The knock on the door makes Paul jump, but I sit calmly. Not much scares me anymore. The door creaks open to reveal a second officer silhouetted in the frame. “Hello, Allan,” he says.
“Hello, Ken,” I reply, happy that he has come.
He steps in and stands beside the table. “Your reprieve has come through,” he says.
I nod as if I had been expecting it. I know I should react more, feel a surge o
f joy or something, but too much has happened. I feel numb. It will take time for it all to sink in, although I am glad that I will have the chance to see Mom and Dad once more.
“Word should have got to you earlier, but I wanted to tell you myself. I had to go all the way up to General Currie, and he had to talk to Haig. I like to think it was my passion and arguments, and the fact that you saved my life, that did it, but the truth is that the war continues to go well and the General Staff are more inclined to commute death sentences.”

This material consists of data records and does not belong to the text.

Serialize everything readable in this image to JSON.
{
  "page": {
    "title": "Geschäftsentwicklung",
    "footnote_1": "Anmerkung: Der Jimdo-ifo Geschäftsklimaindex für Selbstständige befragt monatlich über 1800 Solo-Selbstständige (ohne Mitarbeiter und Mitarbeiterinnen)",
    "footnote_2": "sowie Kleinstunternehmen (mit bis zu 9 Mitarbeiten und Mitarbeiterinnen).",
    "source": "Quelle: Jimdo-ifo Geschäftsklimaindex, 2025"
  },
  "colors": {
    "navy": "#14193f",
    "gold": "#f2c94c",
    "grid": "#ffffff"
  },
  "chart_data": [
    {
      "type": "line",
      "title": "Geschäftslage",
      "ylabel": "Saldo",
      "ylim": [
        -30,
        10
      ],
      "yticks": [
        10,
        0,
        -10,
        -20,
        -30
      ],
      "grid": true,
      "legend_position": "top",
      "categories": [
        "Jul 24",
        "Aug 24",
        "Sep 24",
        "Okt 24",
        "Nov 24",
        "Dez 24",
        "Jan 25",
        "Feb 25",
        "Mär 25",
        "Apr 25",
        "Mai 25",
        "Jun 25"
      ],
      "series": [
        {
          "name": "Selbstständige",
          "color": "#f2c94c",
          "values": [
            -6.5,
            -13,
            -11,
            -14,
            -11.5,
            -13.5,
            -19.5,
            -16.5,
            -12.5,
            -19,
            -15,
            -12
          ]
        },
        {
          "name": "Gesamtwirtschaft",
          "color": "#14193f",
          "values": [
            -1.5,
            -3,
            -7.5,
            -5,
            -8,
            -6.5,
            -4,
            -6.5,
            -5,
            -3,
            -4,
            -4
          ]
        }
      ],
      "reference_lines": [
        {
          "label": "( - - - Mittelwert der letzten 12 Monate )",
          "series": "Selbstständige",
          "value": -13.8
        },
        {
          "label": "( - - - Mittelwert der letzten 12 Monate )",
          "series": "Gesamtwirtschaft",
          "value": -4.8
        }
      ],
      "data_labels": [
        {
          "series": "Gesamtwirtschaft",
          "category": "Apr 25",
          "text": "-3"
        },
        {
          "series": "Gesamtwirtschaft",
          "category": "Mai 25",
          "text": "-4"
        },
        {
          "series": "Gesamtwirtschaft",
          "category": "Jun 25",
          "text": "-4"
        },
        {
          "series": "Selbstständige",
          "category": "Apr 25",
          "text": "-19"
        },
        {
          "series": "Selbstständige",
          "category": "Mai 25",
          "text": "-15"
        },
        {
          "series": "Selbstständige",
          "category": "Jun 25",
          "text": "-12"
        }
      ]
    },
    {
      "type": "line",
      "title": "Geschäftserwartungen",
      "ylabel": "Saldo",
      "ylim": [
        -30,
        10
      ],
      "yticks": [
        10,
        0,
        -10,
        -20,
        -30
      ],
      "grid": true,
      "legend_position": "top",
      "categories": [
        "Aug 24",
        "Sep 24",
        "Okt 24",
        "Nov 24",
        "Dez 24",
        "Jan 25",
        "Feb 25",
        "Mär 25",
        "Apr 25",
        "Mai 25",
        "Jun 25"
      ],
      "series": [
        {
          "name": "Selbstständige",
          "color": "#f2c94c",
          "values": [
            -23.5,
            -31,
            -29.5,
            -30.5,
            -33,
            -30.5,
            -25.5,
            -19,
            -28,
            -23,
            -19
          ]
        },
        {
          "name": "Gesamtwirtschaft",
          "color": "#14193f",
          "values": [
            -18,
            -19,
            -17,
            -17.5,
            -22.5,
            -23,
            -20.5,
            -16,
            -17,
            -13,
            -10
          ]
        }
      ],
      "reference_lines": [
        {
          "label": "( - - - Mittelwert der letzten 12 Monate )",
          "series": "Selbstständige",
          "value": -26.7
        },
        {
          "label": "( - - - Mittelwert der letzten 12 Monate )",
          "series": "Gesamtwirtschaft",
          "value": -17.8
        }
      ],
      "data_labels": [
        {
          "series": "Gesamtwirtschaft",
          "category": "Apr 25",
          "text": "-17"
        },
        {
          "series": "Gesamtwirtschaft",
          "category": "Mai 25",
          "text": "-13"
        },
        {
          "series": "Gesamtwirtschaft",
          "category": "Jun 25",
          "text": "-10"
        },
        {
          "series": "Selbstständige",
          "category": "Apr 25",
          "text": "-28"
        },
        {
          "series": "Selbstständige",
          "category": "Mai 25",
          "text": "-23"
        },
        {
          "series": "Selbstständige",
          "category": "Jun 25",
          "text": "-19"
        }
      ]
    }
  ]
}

I nod again, not saying anything.
“And I have more good news. Though I cannot get you into Craiglockhart — that is for officers only — I wrote to Dr. Rivers and he has agreed to treat you privately. I have a travel pass and tickets to get you to Scotland.”
“Thank you, Ken,” I say. “And thank you, Paul,” I add, standing and holding out my hand him. He stands and takes it.
“I’m glad it turned out well, Allan,” he says.
“Well?” I repeat. “I don’t know about that. At least I now have time to find out.”
I walk across the room and step though the door into the sunlight. Ken follows me.
Paul stands for a moment, staring after the pair, then he turns and blows out the candle. He picks up his notebook with its pages of shorthand scrawl and gazes at it thoughtfully. Slowly he closes it and returns it to his uniform pocket. On his way out he collects his pistol from the guard. As an afterthought, he turns back and gives him the unopened bottle of whiskey.
Historical Note
Today we remember the taking of Vimy Ridge on Easter Monday, 1917, as the defining Canadian moment in the First World War. Certainly, the Canadians’ storming of the heights that had defied capture by both the British and French for two years was a great achievement. More than that, the memorialization of that battle did much to cement a sense of national identity. However, in the grand strategy of the war it was a relatively minor victory in the much larger engagement that was the terrible Battle of Arras. That is another fight that should engage our attention and command our pride.